The next track was “Chocolate Chip Trip” by Tool from their Fear Inoculum album. With that track, my goal was to evaluate the subwoofers’ ability to be musically accurate. The percussion in this track is recorded exceptionally well. Even with the bass level calibrated more toward what would be suitable in a car, the realism in the sound of the hammer hitting the skin of the kick drum was amazing. It sounded like the drum kit was six feet tall and filled the end of the room. Other than the size, it sounded impressively realistic.
The last track was chosen to evaluate low-frequency extension. It’s important to remember that I’m in a several-hundred-square-foot room and not in a car. As such, I don’t have the benefit of the cabin at low frequencies that I would in a vehicle. Nevertheless, I chose “Jurassic Lunch” from The Great Fantasy Adventure Album by Erich Kunzel and the Cincinnati Pops Orchestra. This isn’t a song per se; it’s a subwoofer-destroying, amplifier-clipping demo track. At the 13-second point, there’s a low-frequency rumble focusing on the range from 10 to 30 Hz. This is intended to mimic the footsteps of a Tyrannosaurus rex. The footsteps repeat until the beast breaks through the trees and delivers a giant roar before gobbling up its victim. The Sony subwoofers reproduced the rumble even with the enclosure’s ~35 Hz tuning frequency. The enclosure isn’t designed as a home theater solution, so the bottom octave (10 to 20 Hz) suffers somewhat. I noted that there were no unwanted noises from the subwoofers or the enclosure, even at high-excursion levels and output that’s an octave below the vent’s resonant frequency. In a car or SUV, this track would be excellent!
Conclusions on the Sony XS-W122ES Subwoofers
Before we get into the specifics of the Sony subwoofers themselves, there’s an important lesson to learn from this review. If you’ve read any of my articles on speaker quality, then you know that distortion increases dramatically with cone excursion. Nonlinearities in motor strength, inductance and suspension design can add significant unwanted harmonic information when the cone moves more than a few millimeters in each direction. This applies to every speaker, in every size, from every brand. Until now, all the Test Drive Reviews we’ve published have been with a single 10-inch subwoofer. The difference in having a pair of 12-inch drivers present is massive. We are talking about 2.8 times as much cone area at 156 square inches compared with about 55 inches for a single 10.
A not-so-quick computer simulation shows the 12’s only need 44 watts to produce 110 dB of output at 50 Hz. Cone excursion would be 1.75 mm at this level. A single 10 needs 116 watts to produce the same 110 dB of output and requires just over 3 millimeters of excursion. The comparison isn’t perfect, as enclosure tuning and response differences exist. Nevertheless, the concept is clear: More power and more excursion from a single or small driver result in more distortion at a given volume level. Having a few large subwoofers is a great way to improve the clarity of your car’s audio system. Keep this in mind when you have the product specialist at a local retailer design your car audio system.
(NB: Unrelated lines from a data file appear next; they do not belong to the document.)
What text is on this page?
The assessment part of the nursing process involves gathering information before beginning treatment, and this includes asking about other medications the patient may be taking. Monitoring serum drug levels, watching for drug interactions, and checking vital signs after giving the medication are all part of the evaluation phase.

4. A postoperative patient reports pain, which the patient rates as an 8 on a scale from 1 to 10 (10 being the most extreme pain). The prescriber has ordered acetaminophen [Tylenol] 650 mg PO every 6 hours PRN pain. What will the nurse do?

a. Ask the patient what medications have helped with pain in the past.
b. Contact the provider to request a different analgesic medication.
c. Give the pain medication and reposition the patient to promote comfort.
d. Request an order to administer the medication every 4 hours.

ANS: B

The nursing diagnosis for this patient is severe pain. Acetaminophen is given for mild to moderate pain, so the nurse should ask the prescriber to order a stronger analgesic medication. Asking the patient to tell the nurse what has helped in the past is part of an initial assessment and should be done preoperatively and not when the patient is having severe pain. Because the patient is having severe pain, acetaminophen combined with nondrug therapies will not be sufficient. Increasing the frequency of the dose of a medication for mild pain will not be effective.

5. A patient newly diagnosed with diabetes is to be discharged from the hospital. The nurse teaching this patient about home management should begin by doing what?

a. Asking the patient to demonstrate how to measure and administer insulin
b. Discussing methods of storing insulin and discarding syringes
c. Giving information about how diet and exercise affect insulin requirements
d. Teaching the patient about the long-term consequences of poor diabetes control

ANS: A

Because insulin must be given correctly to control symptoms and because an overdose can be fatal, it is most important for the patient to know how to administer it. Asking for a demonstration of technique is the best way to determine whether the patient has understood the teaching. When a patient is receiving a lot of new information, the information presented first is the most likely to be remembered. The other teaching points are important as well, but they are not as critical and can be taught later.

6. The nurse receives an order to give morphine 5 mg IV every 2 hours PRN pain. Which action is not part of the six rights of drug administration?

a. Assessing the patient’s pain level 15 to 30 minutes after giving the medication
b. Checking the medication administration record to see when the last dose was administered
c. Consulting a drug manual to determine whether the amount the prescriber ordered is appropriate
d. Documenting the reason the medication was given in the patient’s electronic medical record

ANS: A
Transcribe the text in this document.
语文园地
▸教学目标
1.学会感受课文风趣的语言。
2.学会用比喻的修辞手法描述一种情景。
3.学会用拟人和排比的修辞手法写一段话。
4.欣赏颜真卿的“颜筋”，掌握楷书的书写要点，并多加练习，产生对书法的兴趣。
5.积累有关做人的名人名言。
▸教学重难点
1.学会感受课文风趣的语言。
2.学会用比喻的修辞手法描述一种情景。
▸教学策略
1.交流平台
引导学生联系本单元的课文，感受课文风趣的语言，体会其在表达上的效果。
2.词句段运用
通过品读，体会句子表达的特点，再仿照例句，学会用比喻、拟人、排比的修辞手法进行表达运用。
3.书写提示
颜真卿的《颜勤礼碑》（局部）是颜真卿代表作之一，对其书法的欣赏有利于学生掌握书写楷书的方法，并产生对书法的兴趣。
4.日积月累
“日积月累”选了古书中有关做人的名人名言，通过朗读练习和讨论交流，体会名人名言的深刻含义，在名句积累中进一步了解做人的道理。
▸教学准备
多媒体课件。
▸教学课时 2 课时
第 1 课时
So, how did the Sony XS-W122ES subwoofers sound? I was extremely impressed with the clarity and realism produced by these drivers. Drums, synthesizers and even the challenging-to-reproduce upright bass all sounded amazingly detailed and realistic. As I mentioned, I was apprehensive about the moderate level of voice coil inductance affecting the midbass region, but it wasn’t an issue during my listening tests. I think Sony has done an excellent job designing the 12-inch Mobile ES subwoofers, and they are well worth consideration in your car audio system.